Can you guess what some of them might be?


This ended up pretty much as I’d expected: illustrating my move from Shropshire to Yorkshire. It shows when I started tweeting about cycling, and the lovely time I ended up needing to talk about powerful painkillers (yep, that’s related to cycling!). I continuously cover the word “coffee” in my tweets. This kind of visualisation could be particularly useful for marketers watching the evolution of keywords, or head-hunters keeping an eye out for emerging skills. Basically, anyone who wants to see when a topic gathers reference within a set of words (e.g. the back-catalog of an industry blog).

Alongside the lexical dispersion plot, I also wanted to focus on a few particular words within my tweets. I looked into how I tweet about coffee, and used a few of NLTK’s most basic functions. A simple: ‘tweet_corpus.count(“coffee”)’, for example, gives me the beginnings of keyword metrics from my social media. (I’ve tweeted “coffee” 809 times, btw.) Using the vocab variable, I can ask Python – ‘len(vocab)’ – how many different words I use (around 35k), though this tends to include some redundancies like plurals and punctuation. Taking an old linguist’s standby, I also created a concordance, getting the occurrences within context.
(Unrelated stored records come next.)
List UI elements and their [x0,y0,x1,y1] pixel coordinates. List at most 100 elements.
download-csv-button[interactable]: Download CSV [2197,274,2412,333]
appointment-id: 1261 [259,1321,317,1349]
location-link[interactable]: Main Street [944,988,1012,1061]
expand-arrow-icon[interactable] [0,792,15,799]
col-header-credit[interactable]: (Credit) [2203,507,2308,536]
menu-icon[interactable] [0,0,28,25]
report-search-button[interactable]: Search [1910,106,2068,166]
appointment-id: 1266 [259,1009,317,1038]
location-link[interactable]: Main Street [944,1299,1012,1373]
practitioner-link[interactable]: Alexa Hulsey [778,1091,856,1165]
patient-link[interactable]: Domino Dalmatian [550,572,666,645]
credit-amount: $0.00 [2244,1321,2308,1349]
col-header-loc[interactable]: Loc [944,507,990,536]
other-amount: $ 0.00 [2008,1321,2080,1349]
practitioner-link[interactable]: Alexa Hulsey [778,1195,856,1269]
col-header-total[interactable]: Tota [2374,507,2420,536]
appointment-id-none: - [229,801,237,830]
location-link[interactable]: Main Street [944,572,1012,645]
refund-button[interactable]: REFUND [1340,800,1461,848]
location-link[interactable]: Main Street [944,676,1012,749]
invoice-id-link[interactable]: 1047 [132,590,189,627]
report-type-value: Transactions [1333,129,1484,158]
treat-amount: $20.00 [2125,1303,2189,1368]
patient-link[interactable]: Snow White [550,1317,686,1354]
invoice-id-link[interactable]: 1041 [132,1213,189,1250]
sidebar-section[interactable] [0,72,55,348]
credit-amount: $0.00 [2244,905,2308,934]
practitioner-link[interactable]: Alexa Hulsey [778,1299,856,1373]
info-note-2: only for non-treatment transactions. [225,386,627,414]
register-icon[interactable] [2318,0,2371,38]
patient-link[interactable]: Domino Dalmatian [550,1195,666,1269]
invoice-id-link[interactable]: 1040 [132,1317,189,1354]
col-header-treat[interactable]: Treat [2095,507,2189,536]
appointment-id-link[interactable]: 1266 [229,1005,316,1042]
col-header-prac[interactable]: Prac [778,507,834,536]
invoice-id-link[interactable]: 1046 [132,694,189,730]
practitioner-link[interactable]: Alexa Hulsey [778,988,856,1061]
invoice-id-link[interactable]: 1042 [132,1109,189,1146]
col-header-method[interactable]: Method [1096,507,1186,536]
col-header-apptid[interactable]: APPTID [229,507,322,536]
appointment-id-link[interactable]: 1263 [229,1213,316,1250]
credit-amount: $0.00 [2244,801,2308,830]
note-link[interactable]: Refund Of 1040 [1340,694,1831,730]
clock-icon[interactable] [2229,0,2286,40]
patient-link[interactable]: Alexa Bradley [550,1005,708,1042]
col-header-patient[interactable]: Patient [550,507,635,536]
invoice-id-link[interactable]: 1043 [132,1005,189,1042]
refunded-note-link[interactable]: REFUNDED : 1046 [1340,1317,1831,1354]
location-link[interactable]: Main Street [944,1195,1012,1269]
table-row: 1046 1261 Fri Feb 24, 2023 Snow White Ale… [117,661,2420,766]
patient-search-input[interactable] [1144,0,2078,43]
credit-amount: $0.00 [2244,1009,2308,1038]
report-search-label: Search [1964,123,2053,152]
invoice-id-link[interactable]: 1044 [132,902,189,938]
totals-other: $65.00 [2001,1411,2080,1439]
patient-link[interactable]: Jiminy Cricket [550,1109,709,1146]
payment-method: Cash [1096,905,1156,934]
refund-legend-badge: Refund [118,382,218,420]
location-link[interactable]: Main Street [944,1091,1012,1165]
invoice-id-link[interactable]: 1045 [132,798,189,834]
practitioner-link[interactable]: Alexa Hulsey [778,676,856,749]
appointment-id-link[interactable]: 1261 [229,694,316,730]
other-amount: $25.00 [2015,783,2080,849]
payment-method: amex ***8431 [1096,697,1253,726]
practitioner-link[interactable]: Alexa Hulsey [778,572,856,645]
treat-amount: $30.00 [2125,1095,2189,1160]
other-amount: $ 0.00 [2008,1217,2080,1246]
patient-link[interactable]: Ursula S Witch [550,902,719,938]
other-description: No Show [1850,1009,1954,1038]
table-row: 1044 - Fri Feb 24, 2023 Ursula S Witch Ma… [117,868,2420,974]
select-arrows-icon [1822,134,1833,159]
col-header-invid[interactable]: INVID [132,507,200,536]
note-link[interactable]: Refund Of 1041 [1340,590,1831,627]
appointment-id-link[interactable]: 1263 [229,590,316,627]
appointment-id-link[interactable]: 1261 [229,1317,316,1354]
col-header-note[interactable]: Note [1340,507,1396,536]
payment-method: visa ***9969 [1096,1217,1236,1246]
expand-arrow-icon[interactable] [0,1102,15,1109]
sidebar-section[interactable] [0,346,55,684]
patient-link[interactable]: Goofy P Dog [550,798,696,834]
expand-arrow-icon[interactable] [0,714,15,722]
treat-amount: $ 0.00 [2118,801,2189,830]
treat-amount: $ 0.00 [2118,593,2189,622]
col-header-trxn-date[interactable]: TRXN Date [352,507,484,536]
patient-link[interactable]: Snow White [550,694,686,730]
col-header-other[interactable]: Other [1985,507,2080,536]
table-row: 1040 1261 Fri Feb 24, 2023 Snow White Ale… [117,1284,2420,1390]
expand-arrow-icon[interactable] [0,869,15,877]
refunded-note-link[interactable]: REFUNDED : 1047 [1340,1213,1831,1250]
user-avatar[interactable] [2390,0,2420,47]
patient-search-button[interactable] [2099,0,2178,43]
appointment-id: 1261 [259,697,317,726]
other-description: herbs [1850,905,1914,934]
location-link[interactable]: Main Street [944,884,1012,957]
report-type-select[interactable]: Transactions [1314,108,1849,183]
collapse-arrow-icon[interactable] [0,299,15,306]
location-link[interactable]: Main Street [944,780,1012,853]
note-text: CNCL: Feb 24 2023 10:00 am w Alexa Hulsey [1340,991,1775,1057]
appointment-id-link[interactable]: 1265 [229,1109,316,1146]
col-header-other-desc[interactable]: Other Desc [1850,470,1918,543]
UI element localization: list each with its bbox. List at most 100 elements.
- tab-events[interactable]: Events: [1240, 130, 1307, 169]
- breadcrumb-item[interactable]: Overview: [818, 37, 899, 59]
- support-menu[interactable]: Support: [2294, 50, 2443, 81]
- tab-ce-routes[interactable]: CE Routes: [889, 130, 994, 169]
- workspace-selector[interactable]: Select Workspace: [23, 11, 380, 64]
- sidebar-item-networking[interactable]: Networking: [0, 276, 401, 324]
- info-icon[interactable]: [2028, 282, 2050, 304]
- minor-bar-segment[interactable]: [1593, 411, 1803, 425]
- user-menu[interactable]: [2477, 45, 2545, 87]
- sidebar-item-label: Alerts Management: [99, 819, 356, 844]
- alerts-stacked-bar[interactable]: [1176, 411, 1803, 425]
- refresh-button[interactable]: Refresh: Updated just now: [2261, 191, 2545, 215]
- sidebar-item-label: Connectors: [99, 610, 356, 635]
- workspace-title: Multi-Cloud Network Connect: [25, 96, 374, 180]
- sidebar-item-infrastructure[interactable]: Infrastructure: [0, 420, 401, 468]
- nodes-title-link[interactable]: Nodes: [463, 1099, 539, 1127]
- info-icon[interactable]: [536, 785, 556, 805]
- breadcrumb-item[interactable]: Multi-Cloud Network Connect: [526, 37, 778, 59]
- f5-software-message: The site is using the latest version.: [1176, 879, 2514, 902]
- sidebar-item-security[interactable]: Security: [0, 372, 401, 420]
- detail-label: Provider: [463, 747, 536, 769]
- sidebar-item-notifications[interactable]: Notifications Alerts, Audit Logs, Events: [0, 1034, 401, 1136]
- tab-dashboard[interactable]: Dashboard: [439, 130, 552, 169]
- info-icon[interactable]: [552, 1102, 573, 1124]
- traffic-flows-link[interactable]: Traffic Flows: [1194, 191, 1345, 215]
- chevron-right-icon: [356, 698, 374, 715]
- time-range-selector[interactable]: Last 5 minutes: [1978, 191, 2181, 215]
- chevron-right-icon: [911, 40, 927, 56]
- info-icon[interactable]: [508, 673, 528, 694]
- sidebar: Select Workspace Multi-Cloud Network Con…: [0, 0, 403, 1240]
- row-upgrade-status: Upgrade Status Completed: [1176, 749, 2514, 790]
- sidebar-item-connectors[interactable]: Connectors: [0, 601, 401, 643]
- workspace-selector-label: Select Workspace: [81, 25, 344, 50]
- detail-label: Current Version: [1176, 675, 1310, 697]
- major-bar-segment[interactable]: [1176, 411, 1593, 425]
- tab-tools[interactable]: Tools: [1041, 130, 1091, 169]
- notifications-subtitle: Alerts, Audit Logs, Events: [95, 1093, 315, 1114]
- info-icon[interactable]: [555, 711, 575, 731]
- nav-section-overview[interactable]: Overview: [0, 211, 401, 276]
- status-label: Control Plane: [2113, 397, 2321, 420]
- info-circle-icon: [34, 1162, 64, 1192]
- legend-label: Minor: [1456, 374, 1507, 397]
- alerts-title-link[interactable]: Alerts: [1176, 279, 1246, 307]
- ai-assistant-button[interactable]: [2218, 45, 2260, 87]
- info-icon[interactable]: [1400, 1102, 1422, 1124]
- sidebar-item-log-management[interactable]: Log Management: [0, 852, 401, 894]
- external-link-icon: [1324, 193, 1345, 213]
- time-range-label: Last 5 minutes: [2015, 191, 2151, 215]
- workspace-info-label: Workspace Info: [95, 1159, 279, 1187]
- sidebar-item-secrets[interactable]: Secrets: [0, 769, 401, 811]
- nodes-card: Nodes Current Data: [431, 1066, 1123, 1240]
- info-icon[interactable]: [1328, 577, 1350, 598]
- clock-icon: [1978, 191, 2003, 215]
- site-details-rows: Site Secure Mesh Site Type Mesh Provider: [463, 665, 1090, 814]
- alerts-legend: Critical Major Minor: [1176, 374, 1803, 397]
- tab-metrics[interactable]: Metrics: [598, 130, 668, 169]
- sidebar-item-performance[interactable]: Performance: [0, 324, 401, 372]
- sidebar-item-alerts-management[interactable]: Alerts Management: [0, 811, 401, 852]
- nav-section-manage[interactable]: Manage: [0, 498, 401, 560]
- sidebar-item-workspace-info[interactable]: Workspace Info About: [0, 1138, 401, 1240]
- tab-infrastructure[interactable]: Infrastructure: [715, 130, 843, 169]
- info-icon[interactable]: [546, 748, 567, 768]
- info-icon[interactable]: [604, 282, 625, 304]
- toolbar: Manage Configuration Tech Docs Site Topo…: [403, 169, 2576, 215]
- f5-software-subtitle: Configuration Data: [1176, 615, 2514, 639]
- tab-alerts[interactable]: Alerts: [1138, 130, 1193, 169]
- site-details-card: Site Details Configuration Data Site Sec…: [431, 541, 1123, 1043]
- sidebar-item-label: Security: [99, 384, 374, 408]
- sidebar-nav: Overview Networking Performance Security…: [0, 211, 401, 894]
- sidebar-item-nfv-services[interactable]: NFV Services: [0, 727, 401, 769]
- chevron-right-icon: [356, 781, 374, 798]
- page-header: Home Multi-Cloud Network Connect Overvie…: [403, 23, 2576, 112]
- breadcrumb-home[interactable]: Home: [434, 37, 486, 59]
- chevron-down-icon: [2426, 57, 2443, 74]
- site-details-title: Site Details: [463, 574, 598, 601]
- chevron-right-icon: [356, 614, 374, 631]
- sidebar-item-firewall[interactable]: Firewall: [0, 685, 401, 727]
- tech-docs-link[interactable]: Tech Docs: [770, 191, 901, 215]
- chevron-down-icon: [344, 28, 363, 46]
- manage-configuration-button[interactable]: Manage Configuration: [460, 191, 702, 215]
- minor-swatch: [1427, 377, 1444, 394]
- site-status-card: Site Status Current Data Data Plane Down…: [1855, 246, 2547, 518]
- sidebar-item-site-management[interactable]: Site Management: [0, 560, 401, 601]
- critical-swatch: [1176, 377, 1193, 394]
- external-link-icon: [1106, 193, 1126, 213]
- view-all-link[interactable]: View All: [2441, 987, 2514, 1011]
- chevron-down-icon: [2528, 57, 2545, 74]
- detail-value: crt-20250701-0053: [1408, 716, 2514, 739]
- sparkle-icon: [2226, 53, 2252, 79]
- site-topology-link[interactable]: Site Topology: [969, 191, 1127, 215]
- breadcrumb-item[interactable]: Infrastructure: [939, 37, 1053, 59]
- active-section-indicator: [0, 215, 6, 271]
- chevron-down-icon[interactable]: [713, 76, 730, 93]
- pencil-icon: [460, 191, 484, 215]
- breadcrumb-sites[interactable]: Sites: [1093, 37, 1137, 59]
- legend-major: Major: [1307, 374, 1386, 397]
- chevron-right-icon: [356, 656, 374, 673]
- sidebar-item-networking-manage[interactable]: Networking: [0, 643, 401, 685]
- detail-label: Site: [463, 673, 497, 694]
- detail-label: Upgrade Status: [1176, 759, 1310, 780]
NLTK beautifully lined this all up for me with a single command: ‘tweetcorpus.concordance(“coffee”)’

View the code on Gist.

I could continue to walk through other NLTK exercises, showing you how I built bigrams and compared words, but I’ll leave further exploration for future posts.

What I would like to end with is an observation/question: this noodling in the natural language processing on social data makes it clear that a very few commands can be used to provide context and usage metrics for keywords. In other words, it isn’t very hard to see how often you’ve said (in this case tweeted) a keyword you may be tracking. You could treat just about any collection of words as your own corpus (company blog, user manuals, other social media…), and start asking some very straightforward questions very quickly.

What other data questions would you want to ask of your words?